Тоже откидываюсь назад, наблюдая за Питом. Он снова смотрит в одну точку, раздумывая над чем-то, что явно не приносит никакого удовольствия и хмурится, нервно постукивая пальцами по кружке.

— Если она… если останется только ребенок, что с ним будет? Его просто отдадут в другую семью? В которой про Финника будут знать только то, что он смазливый любимчик Капитолия, а Энни — его сбрендившая жена, чудом победившая в Играх? Джоанна ни за что не возьмет на себя такую ответственность. И мы тоже не сможем.

— Почему? — слишком быстро и настойчиво спрашиваю я. Пит вопросительно поднимает брови, явно не ожидая такой реакции.

— Ты не хочешь детей, Китнисс, а мне их заводить категорически нельзя. Какой из меня родитель, если я себя не контролирую?

Не сдерживаюсь от того, чтобы закатить глаза.

— Когда же ты перестанешь считать себя бомбой замедленного действия?

— Когда перестану ей быть, — сухо отвечает он. Ненадолго между нами снова повисает тишина, нарушаемая только шорохом дождя. Мне совершенно не хочется ссориться или спорить, но и оставлять все так нельзя.
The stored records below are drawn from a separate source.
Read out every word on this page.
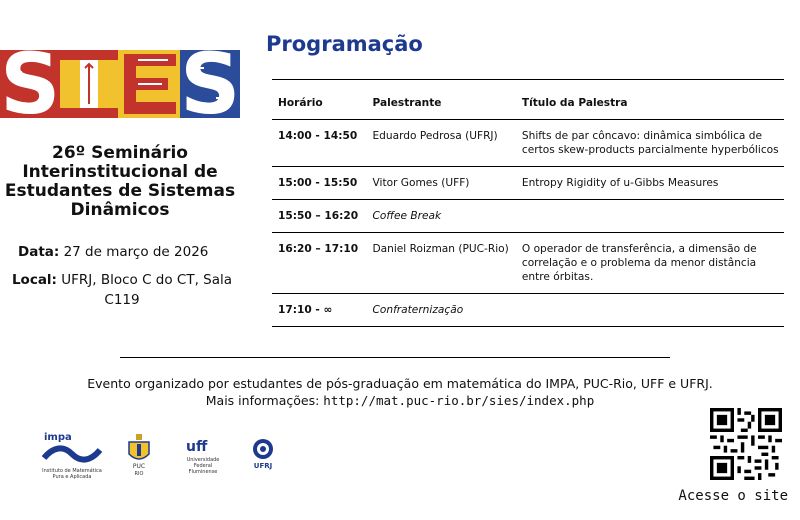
S S
26º Seminário
Interinstitucional de
Estudantes de Sistemas
Dinâmicos
Data: 27 de março de 2026
Local: UFRJ, Bloco C do CT, Sala C119
Programação
Horário	Palestrante	Título da Palestra
14:00 - 14:50	Eduardo Pedrosa (UFRJ)	Shifts de par côncavo: dinâmica simbólica de certos skew-products parcialmente hyperbólicos
15:00 - 15:50	Vitor Gomes (UFF)	Entropy Rigidity of u-Gibbs Measures
15:50 – 16:20	Coffee Break	
16:20 – 17:10	Daniel Roizman (PUC-Rio)	O operador de transferência, a dimensão de correlação e o problema da menor distância entre órbitas.
17:10 - ∞	Confraternização	
Evento organizado por estudantes de pós-graduação em matemática do IMPA, PUC-Rio, UFF e UFRJ.
Mais informações: http://mat.puc-rio.br/sies/index.php
impa
Instituto de Matemática Pura e Aplicada
PUC
RIO
uff
Universidade Federal Fluminense
UFRJ
Acesse o site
— Не хочу даже думать о том, что нам придется совершать такой выбор, Пит. Энни справится. Она продержалась так долго, и точно не позволит ребенку остаться совсем без родителей. Я в этом уверена, — оставляю свою кружку на полу и пересаживаюсь к нему, привалившись к плечу и руке. — А еще я уверена в том, что ты совершенно не умеешь смотреть на происходящее со стороны, — он вопросительно наклоняет голову, ожидая объяснений. — Помнишь, как ты вернулся домой и сажал примулы? — указываю рукой на палисадник около своего дома. — Я делала шаг, а ты пятился на три назад, будто я монстр, а не человек. А потом валялся рядом с клумбой, потому что я пробежала рядом, слишком близко. Помнишь?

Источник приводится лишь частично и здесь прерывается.